Швейцар помог ей выбраться из машины, носильщик подхватил багаж. Отклонив предложение Барнса заказать ей комнату, Венеция расплатилась с ним и вошла внутрь.
Она уже пересекла мраморный холл отеля, когда сообразила, что ее лицо все еще скрыто под вуалью. Несмотря на приглушенное освещение, она была далека от слепоты и добралась до стойки без происшествий.
Портье моргнул, озадаченный ее внешним видом.
– Доброе утро, мэм. Чем могу быть полезен?
Прежде чем она успела ответить, второй клерк, стоявший у стойки чуть дальше, приветствовал другого постояльца.
– Добрый день, ваша светлость.
Венеция замерла.
– Вы заказали мне билет? – раздался прохладный голос Лексингтона.
– Конечно, сэр. Мы забронировали для вас каюту класса люкс на «Родезии». Там только две такие каюты, и можете быть уверены, что вы будете обеспечены максимальным комфортом, уединением и роскошью во время плавания.
– Когда отплытие?
– Завтра утром в десять, сэр.
– Отлично, – сказал Лексингтон.
– Чем могу быть полезен, мэм? – снова спросил портье.
Если она не собирается развернуться и уйти, ей придется что-нибудь сказать и назвать свое имя. Венеция откашлялась… и заговорила по-немецки.
– Ich hätte gerne Ihre besten Zimmer.
Похоже, она все-таки спасается бегством. Венеция сжала кулаки, подавив вспышку гнева.
– Прошу прощения, мэм?
Она стиснула зубы и повторила.
Портье явно растерялся. Лексингтон пришел ему на помощь.
– Леди хотела бы снять лучшие комнаты, – сказал он, даже не повернув головы в их сторону.
– Ах да, конечно. Ваше имя, мэм?
Венеция судорожно сглотнула и ответила наугад.
– Баронесса Шедлиц-Гарденберг.
– На какой срок вы хотели бы задержаться у нас, мэм?
Венеция показала два пальца. Портье сделал отметку в своем журнале и дал ей расписаться. Ей пришлось воспользоваться своим новым именем.
– Ваш ключ, баронесса. И прогулочная карта Центрального парка, который находится сразу же за порогом. Мы надеемся, что вы получите удовольствие от пребывания в нашем отеле.
Служащий отеля проводил ее к лифту, который тут же прибыл. Металлическая кабина с мелодичным звоном скользнула на место, и дверь открылась.
– Добрый день, мэм, – приветствовал ее очередной служащий. – Добрый день, ваша светлость.
Опять он. Венеция осторожно повернула голову. Лексингтон стоял сбоку от нее и чуть позади, ожидая, пока она войдет в лифт. «Двигайся, – приказала она себе. – Двигайся».
Каким-то образом ноги внесли ее в лифт. Лексингтон шагнул следом. Он бросил взгляд в ее сторону, но не поздоровался, переключив внимание на полированные панели, украшавшие кабину изнутри.
– Какой этаж, мэм? – спросил служащий.
– Fünfzehnter Stock, – отозвалась Венеция.
– Прошу прощения, мэм?
– Леди желает подняться на пятнадцатый этаж, – сказал герцог.
– О, спасибо, сэр.
Лифт двигался медленно, почти лениво. Закутанная в вуаль Венеция начала задыхаться, однако не осмеливалась дышать более энергично из страха выдать свое волнение.
В отличие от нее, герцог держался непринужденно. Его губы не были сжаты, поза, хоть и прямая, не казалась напряженной, руки спокойно лежали на набалдашнике трости.

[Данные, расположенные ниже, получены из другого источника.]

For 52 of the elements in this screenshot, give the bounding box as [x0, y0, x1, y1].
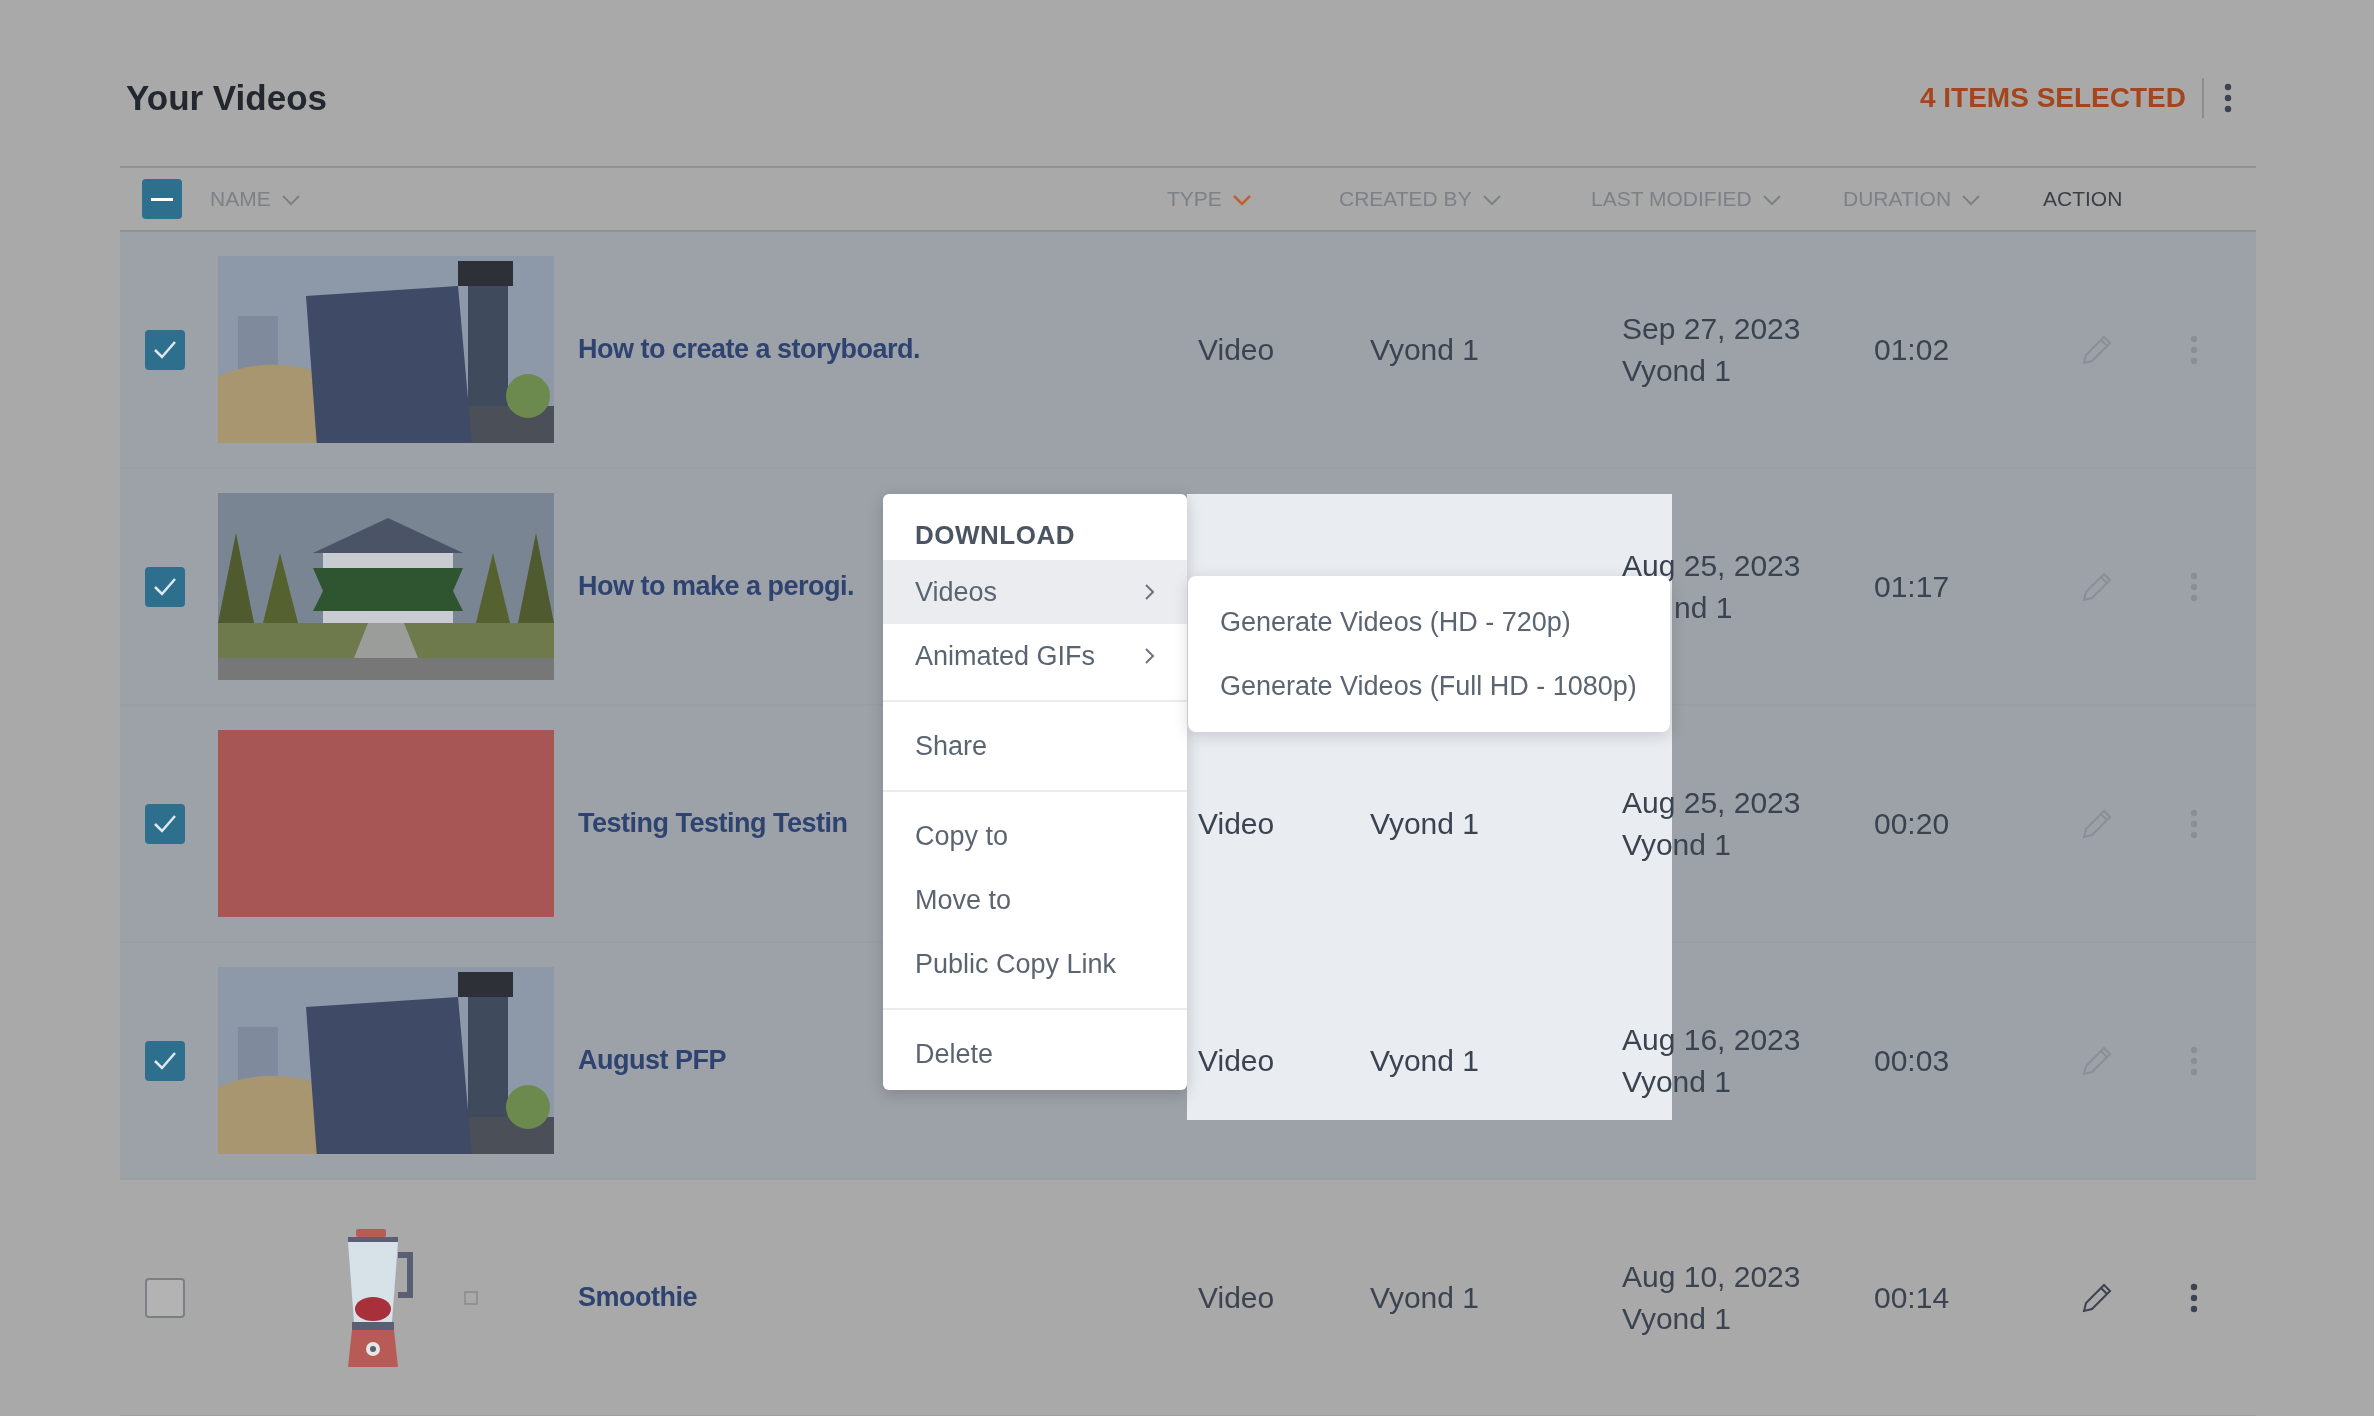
creator-text: Vyond 1 [1370, 333, 1479, 366]
row-checkbox[interactable] [145, 566, 185, 607]
more-options-icon[interactable] [2190, 1282, 2198, 1313]
type-text: Video [1198, 1044, 1275, 1077]
modified-date: Aug 16, 2023 [1622, 1021, 1802, 1058]
video-title-link[interactable]: August PFP [578, 1040, 726, 1081]
modified-by: Vyond 1 [1622, 826, 1732, 863]
chevron-right-icon [1144, 583, 1155, 601]
minus-icon [151, 197, 173, 201]
video-title-link[interactable]: How to make a perogi. [578, 566, 855, 607]
video-title-link[interactable]: Testing Testing Testin [578, 803, 848, 844]
selection-count: 4 ITEMS SELECTED [1919, 81, 2186, 115]
menu-item[interactable]: Public Copy Link [883, 932, 1187, 996]
type-text: Video [1198, 807, 1275, 840]
more-options-icon[interactable] [2224, 83, 2232, 113]
menu-item[interactable]: Generate Videos (Full HD - 1080p) [1188, 654, 1670, 718]
duration-text: 00:14 [1874, 1281, 1950, 1314]
menu-item[interactable]: Move to [883, 868, 1187, 932]
row-checkbox[interactable] [145, 803, 185, 844]
menu-item[interactable]: Videos [883, 560, 1187, 624]
modified-date: Aug 10, 2023 [1622, 1258, 1802, 1295]
menu-item[interactable]: Delete [883, 1022, 1187, 1086]
creator-text: Vyond 1 [1370, 807, 1479, 840]
modified-by: Vyond 1 [1622, 1300, 1732, 1337]
type-text: Video [1198, 333, 1275, 366]
video-title-link[interactable]: How to create a storyboard. [578, 329, 921, 370]
chevron-right-icon [1144, 647, 1155, 665]
row-checkbox[interactable] [145, 1040, 185, 1081]
row-checkbox[interactable] [145, 329, 185, 370]
menu-item[interactable]: Copy to [883, 804, 1187, 868]
square-icon [464, 1290, 478, 1305]
duration-text: 01:02 [1874, 333, 1950, 366]
menu-item[interactable]: Animated GIFs [883, 624, 1187, 688]
modified-by: Vyond 1 [1622, 352, 1732, 389]
duration-text: 00:03 [1874, 1044, 1950, 1077]
menu-item[interactable]: Generate Videos (HD - 720p) [1188, 590, 1670, 654]
modified-date: Sep 27, 2023 [1622, 310, 1802, 347]
duration-text: 00:20 [1874, 807, 1950, 840]
creator-text: Vyond 1 [1370, 1044, 1479, 1077]
menu-item[interactable]: Share [883, 714, 1187, 778]
menu-heading: DOWNLOAD [914, 518, 1076, 552]
video-title-link[interactable]: Smoothie [578, 1277, 697, 1318]
creator-text: Vyond 1 [1370, 1281, 1479, 1314]
modified-date: Aug 25, 2023 [1622, 784, 1802, 821]
row-checkbox[interactable] [145, 1277, 185, 1318]
page-title: Your Videos [126, 77, 327, 119]
duration-text: 01:17 [1874, 570, 1950, 603]
select-all-checkbox[interactable] [142, 179, 182, 219]
modified-by: Vyond 1 [1622, 1063, 1732, 1100]
column-header: ACTION [2043, 186, 2124, 213]
modified-by: nd 1 [1674, 589, 1734, 626]
type-text: Video [1198, 1281, 1275, 1314]
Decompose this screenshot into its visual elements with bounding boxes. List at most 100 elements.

Гнев Венеции вспыхнул с новой силой. У нее шумело в ушах, кончики пальцев зудели, взывая к насилию.
Как он посмел? Как он посмел воспользоваться ею, чтобы проиллюстрировать свою нелепую женоненавистническую теорию? Как он посмел нарушить ее душевный покой, обретенный с таким трудом? И как он смеет буквально сочиться таким невозмутимым самодовольством и таким невыносимым удовлетворением собственной жизнью?
Когда лифт остановился на пятнадцатом этаже, она выскочила наружу.
– Gnädige Frau.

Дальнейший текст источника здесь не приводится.